I just returned from a weekend retreat at the Appalachian Center for Craft in Smithville, Tennessee.
I attended a two day workshop presented by Bruce Baker the craft marketing guru whose columns I have read in The Crafts Report ever since my career as a professional craft artist began some time ago. I’m glad I went. Mr. Baker was informative, engaging and entertaining. Among the pages of notes I managed to take during the workshop sessions, the one concept that stood out more than any other was that we as craft artists need to tell our customers a story about our work. This little exchange of information will make the sale more personal and the memory of it long lasting. So when the piece is admired, the buyer can repeat the story, or if the piece is a gift then the giver can retell the story to the recipient. This is what makes the piece special to the buyer.
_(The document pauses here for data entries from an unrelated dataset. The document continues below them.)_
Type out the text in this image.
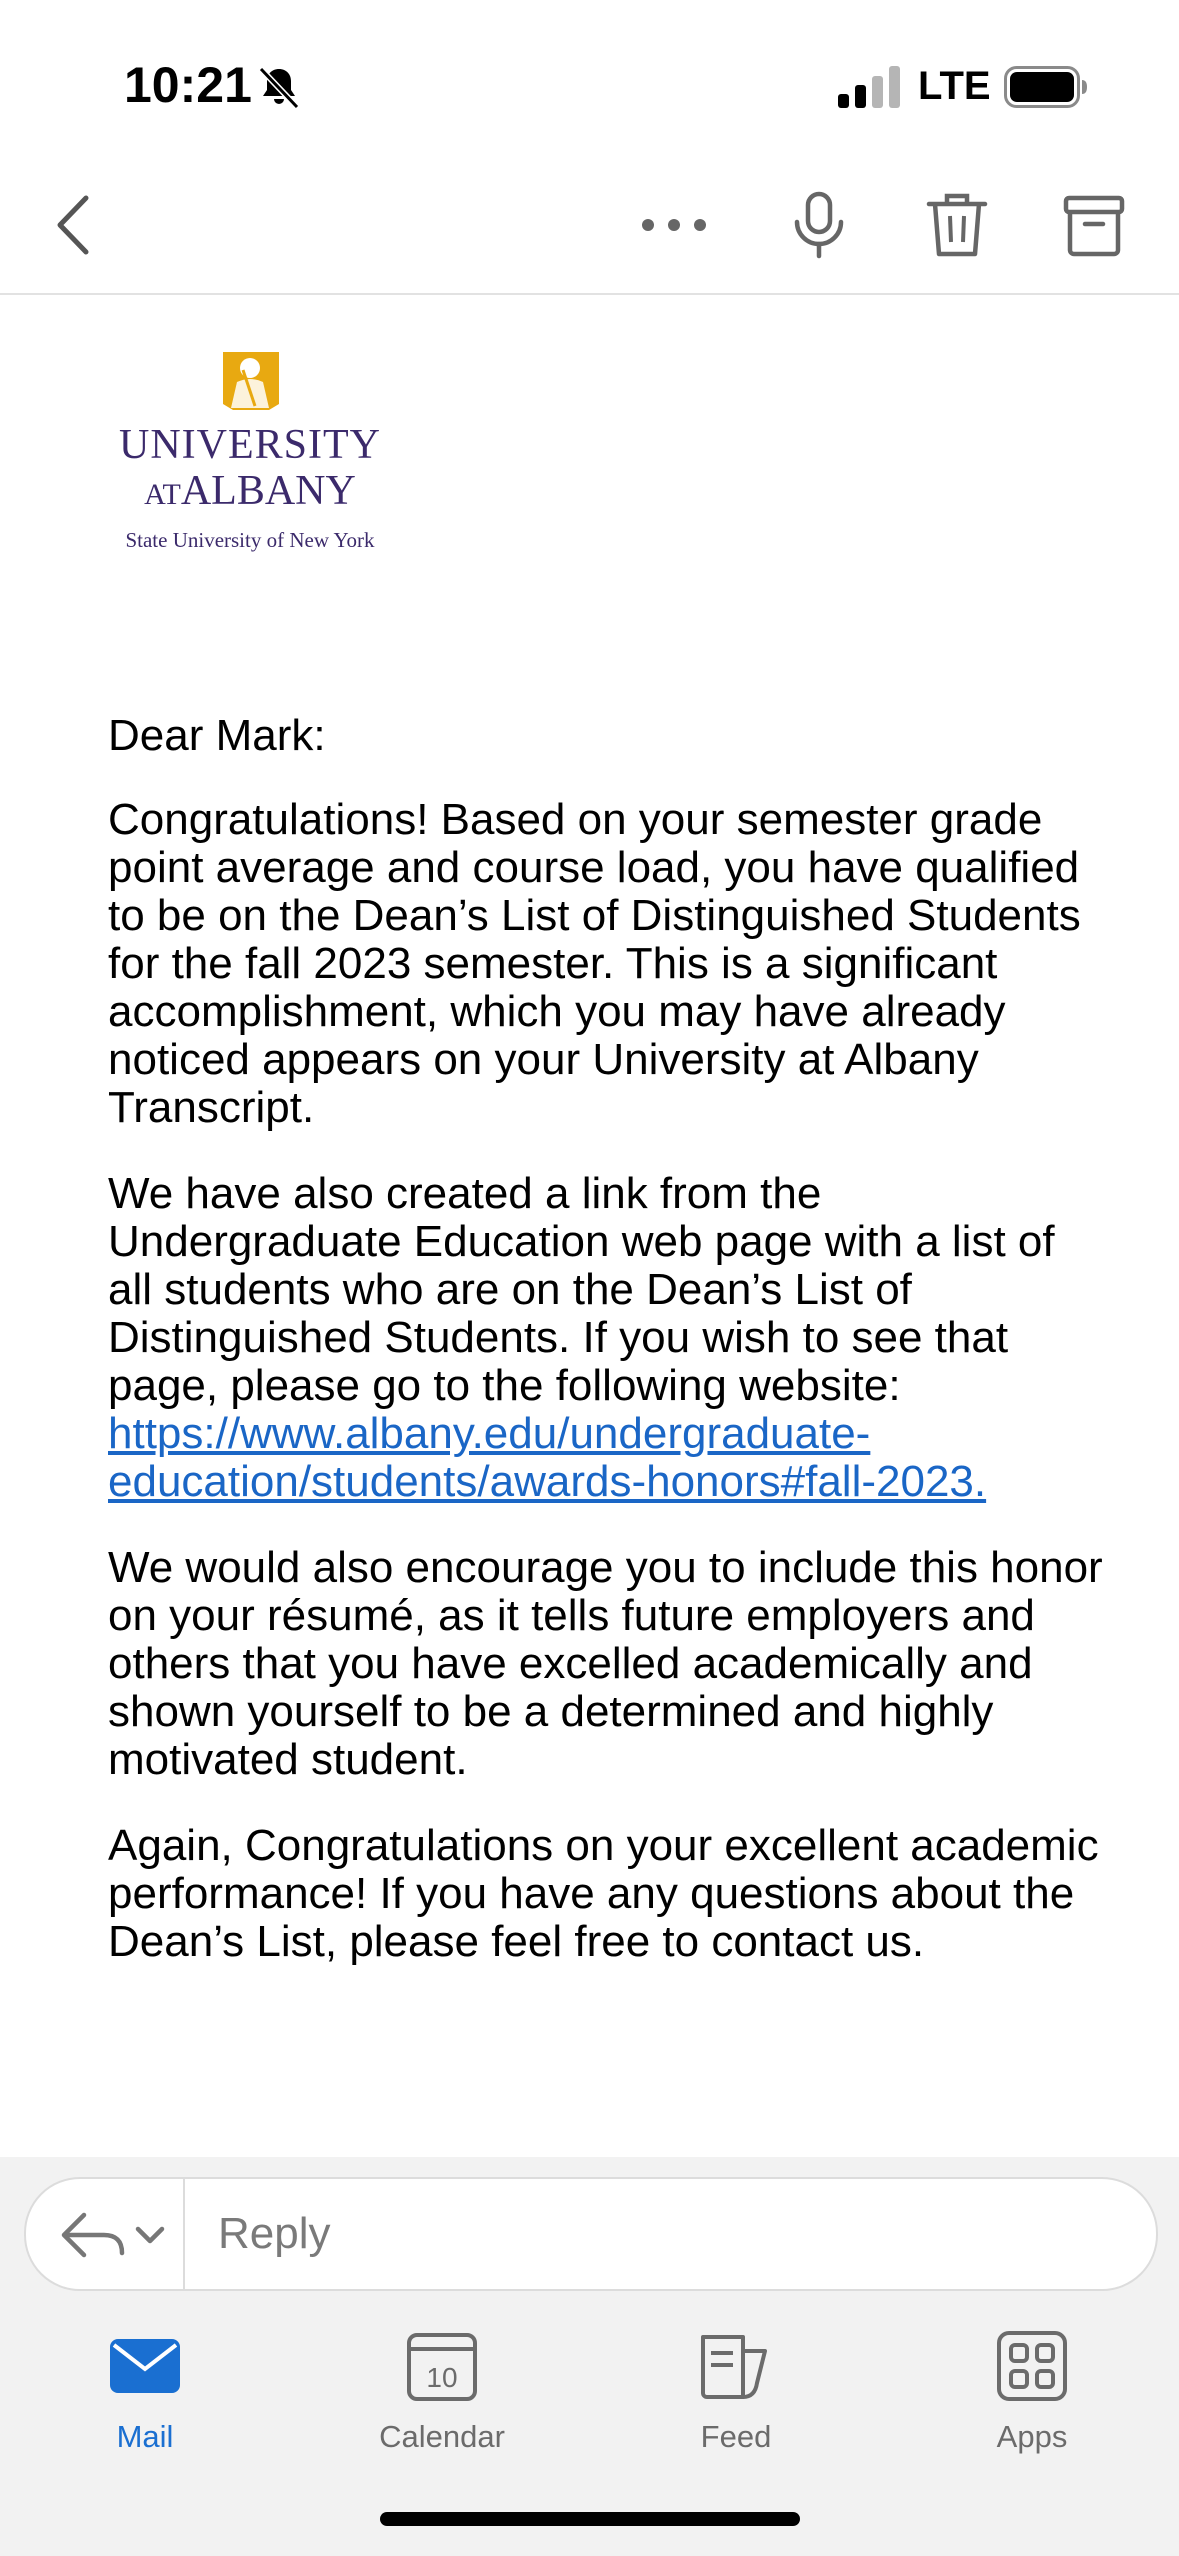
10:21	LTE
UNIVERSITY
ATALBANY
State University of New York

Dear Mark:

Congratulations! Based on your semester grade point average and course load, you have qualified to be on the Dean’s List of Distinguished Students for the fall 2023 semester. This is a significant accomplishment, which you may have already noticed appears on your University at Albany Transcript.

We have also created a link from the Undergraduate Education web page with a list of all students who are on the Dean’s List of Distinguished Students. If you wish to see that page, please go to the following website:
https://www.albany.edu/undergraduate-education/students/awards-honors#fall-2023.

We would also encourage you to include this honor on your résumé, as it tells future employers and others that you have excelled academically and shown yourself to be a determined and highly motivated student.

Again, Congratulations on your excellent academic performance! If you have any questions about the Dean’s List, please feel free to contact us.

Reply
Mail
10
Calendar	Feed	Apps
I thought about that for awhile, and I realized that I do tell stories about my work. I often tell my customers about the fibers woven into the scarf, the fibers’ origins and their sustainability. When customers are interested in my handbound books, I share with them how I use the blank journals. One of my handbound books has pages of recipes that have been handed down from generations. A lovely little coptic stitched journal has a more mundane task and acts as the keeper of my passwords to the various online sites I visit. My customers who don’t journal or sketch need to hear these stories to know that there are many ways to fill up the pages of a blank book.
My father in law, Lou was a great story teller and also used this technique with his customers. He had been the owner of several jewelry stores in Brooklyn. Against his better judgment, he gave his 21 year old son a sales clerk job in one of his stores. This is how I came to know the story, because as it turned out I married his son. On a particularly difficult day, a woman entered the store near closing time. She asked to look at bracelets. She tried one on, then another and yet another. A small pile of bracelets began to accumulate on the counter top. None of them seemed to suit her. Every one that she tried on was too big, too small, too gaudy, not her style, not the right kind of stone and so on. There didn’t seem to be one that agreed with her, but neither she nor my father in law were ready to give up. After nearly an hour of trying on bracelets, she put one on her wrist and turned it a bit and admired it from various angles. In the meantime, Lou had become exasperated and was about to end the transaction and close the shop for the day. The woman turned to him and said, “This one seems to fit better than the others, why is that?” Without skipping a beat, Lou replied, “Why, that one is circumcised.” Upon hearing that, my husband who was observing the entire exchange was ready to dive under the counter and become invisible. But he didn’t, because the next words he heard were “I’ll take it!”.
It doesn’t seem to matter what the content of the story is that we tell our customers. What does matter is that whatever we say should make them feel special. And that is the end of the story.